Hierna zal specifiek worden ingegaan op de huidige cao-afspraken over de volgende onderwerpen:
- Cao-loonstijging
- Laagste loonschalen
- Bovenwettelijke aanvullingen bij ziekte, arbeidsongeschiktheid, en werkloosheid
- Oudere werknemers
- Afstand tot de arbeidsmarkt
- Zzp’ers
- Financiële positie van cao-fondsen
- Normale arbeidsduur en 5 mei
1) Cao-loonstijging
De gemiddelde cao-loonstijging in 2023 bedroeg 5,5% op jaarbasis. In het jaar 2024 komt de cao-loonstijging uit op 7,1%[1]. Aangezien voor de helft van de cao-werknemers de cao-loonstijging voor 2024 nog niet vast ligt, kan het beeld voor 2024 nog wijzigen.[2]

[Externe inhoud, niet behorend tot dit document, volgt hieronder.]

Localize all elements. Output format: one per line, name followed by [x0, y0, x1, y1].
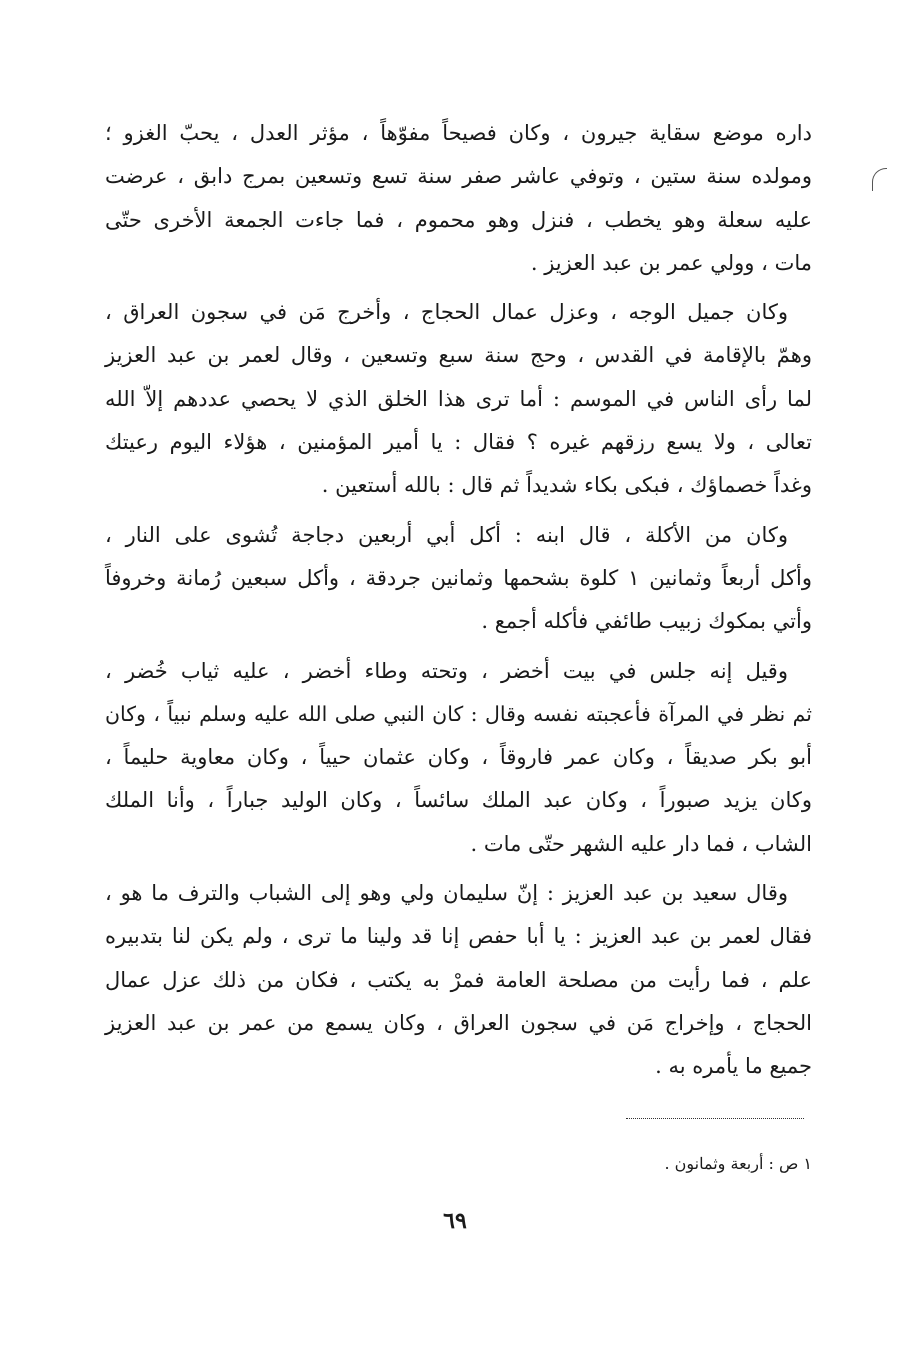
text-line: وقيل إنه جلس في بيت أخضر ، وتحته وطاء أخضر ، عليه ثياب خُضر ،	[105, 658, 788, 683]
footnote: ١ ص : أربعة وثمانون .	[664, 1154, 812, 1173]
text-line: ومولده سنة ستين ، وتوفي عاشر صفر سنة تسع وتسعين بمرج دابق ، عرضت	[105, 164, 812, 189]
page-number: ٦٩	[443, 1208, 467, 1234]
text-line: وأكل أربعاً وثمانين ١ كلوة بشحمها وثمانين جردقة ، وأكل سبعين رُمانة وخروفاً	[105, 565, 812, 590]
text-line: عليه سعلة وهو يخطب ، فنزل وهو محموم ، فما جاءت الجمعة الأخرى حتّى	[105, 207, 812, 232]
paragraph-4	[105, 650, 812, 866]
text-line: الحجاج ، وإخراج مَن في سجون العراق ، وكان يسمع من عمر بن عبد العزيز	[105, 1010, 812, 1035]
footnote-divider	[626, 1118, 804, 1119]
text-line: تعالى ، ولا يسع رزقهم غيره ؟ فقال : يا أمير المؤمنين ، هؤلاء اليوم رعيتك	[105, 430, 812, 455]
text-line: وهمّ بالإقامة في القدس ، وحج سنة سبع وتسعين ، وقال لعمر بن عبد العزيز	[105, 343, 812, 368]
text-line: فقال لعمر بن عبد العزيز : يا أبا حفص إنا قد ولينا ما ترى ، ولم يكن لنا بتدبيره	[105, 924, 812, 949]
body-text	[105, 112, 812, 1089]
text-line: الشاب ، فما دار عليه الشهر حتّى مات .	[470, 831, 812, 856]
text-line: أبو بكر صديقاً ، وكان عمر فاروقاً ، وكان عثمان حيياً ، وكان معاوية حليماً ،	[105, 745, 812, 770]
text-line: داره موضع سقاية جيرون ، وكان فصيحاً مفوّهاً ، مؤثر العدل ، يحبّ الغزو ؛	[105, 121, 812, 145]
text-line: وكان جميل الوجه ، وعزل عمال الحجاج ، وأخرج مَن في سجون العراق ،	[105, 300, 788, 325]
text-line: علم ، فما رأيت من مصلحة العامة فمرْ به يكتب ، فكان من ذلك عزل عمال	[105, 967, 812, 992]
text-line: مات ، وولي عمر بن عبد العزيز .	[530, 250, 812, 275]
text-line: وغداً خصماؤك ، فبكى بكاء شديداً ثم قال : بالله أستعين .	[321, 473, 812, 498]
text-line: وقال سعيد بن عبد العزيز : إنّ سليمان ولي وهو إلى الشباب والترف ما هو ،	[105, 881, 788, 906]
paragraph-5	[105, 872, 812, 1088]
margin-bracket-mark	[872, 168, 887, 191]
text-line: لما رأى الناس في الموسم : أما ترى هذا الخلق الذي لا يحصي عددهم إلاّ الله	[105, 386, 812, 411]
text-line: وأتي بمكوك زبيب طائفي فأكله أجمع .	[481, 609, 812, 634]
paragraph-2	[105, 291, 812, 507]
text-line: وكان من الأكلة ، قال ابنه : أكل أبي أربعين دجاجة تُشوى على النار ،	[105, 522, 788, 547]
text-line: ثم نظر في المرآة فأعجبته نفسه وقال : كان النبي صلى الله عليه وسلم نبياً ، وكان	[105, 701, 812, 726]
text-line: وكان يزيد صبوراً ، وكان عبد الملك سائساً ، وكان الوليد جباراً ، وأنا الملك	[105, 788, 812, 813]
paragraph-3	[105, 514, 812, 644]
paragraph-1	[105, 112, 812, 285]
text-line: جميع ما يأمره به .	[655, 1054, 812, 1079]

In vergelijking met voorgaande jaren is sprake van meer variatie in loonafspraken. Waar voorheen sprake was van een procentuele loonsverhoging in vrijwel elke cao, kennen cao’s in 2024 steeds meer andersoortige loonafspraken, waaronder:
- Een loonsverhoging met een vast bedrag voor alle werknemers
- Procentuele loonstijgingen met een bodembedrag of een plafondbedrag
- Prijscompensatieclausules, waarbij de uiteindelijke loonstijging (deels) afhangt van de inflatie
In een aantal cao-akkoorden staat expliciet de wens van cao-partijen om (specifieke groepen) werknemers te compenseren voor de hoge inflatie uit 2022.
Ook is sprake van tussentijdse wijzigingen van cao’s die samenhangen met aanvullende loonafspraken. Met name in de zorgsector is sprake van enkele grote cao’s die cao-partijen tijdens de looptijd hebben aangepast (opengebroken) om aanvullende loonafspraken te realiseren. Omdat de gemiddelde looptijd van een cao bijna twee jaar is, konden veel cao’s pas onlangs aangepast worden aan de sociaaleconomische situatie van dit moment.
2) Laagste loonschalen
Een kernbegrip met betrekking tot de laagste lonen is vakvolwassenheid. Vakvolwassenheid is de leeftijd waarop werknemers voor de salarissen van reguliere schalen (of aanloopschalen) in aanmerking komen. Voor elke onderzochte cao is het maandsalaris vastgesteld dat een voltijdwerkende, vakvolwassen werknemer eind 2023 ontving in de laagste loonschaal van het loongebouw. Deze laagste salarissen worden vervolgens in verhouding gebracht met het wettelijk minimumloon (Wml) voor werknemers van 21 jaar en ouder. Eind 2023 lag het laagste cao-loon gemiddeld 5,3% boven het Wml. Dat is een daling van 0,7%-punt ten opzichte van eind 2022 (6,0%). Deze daling komt mede door de stijging van het Wml in 2023.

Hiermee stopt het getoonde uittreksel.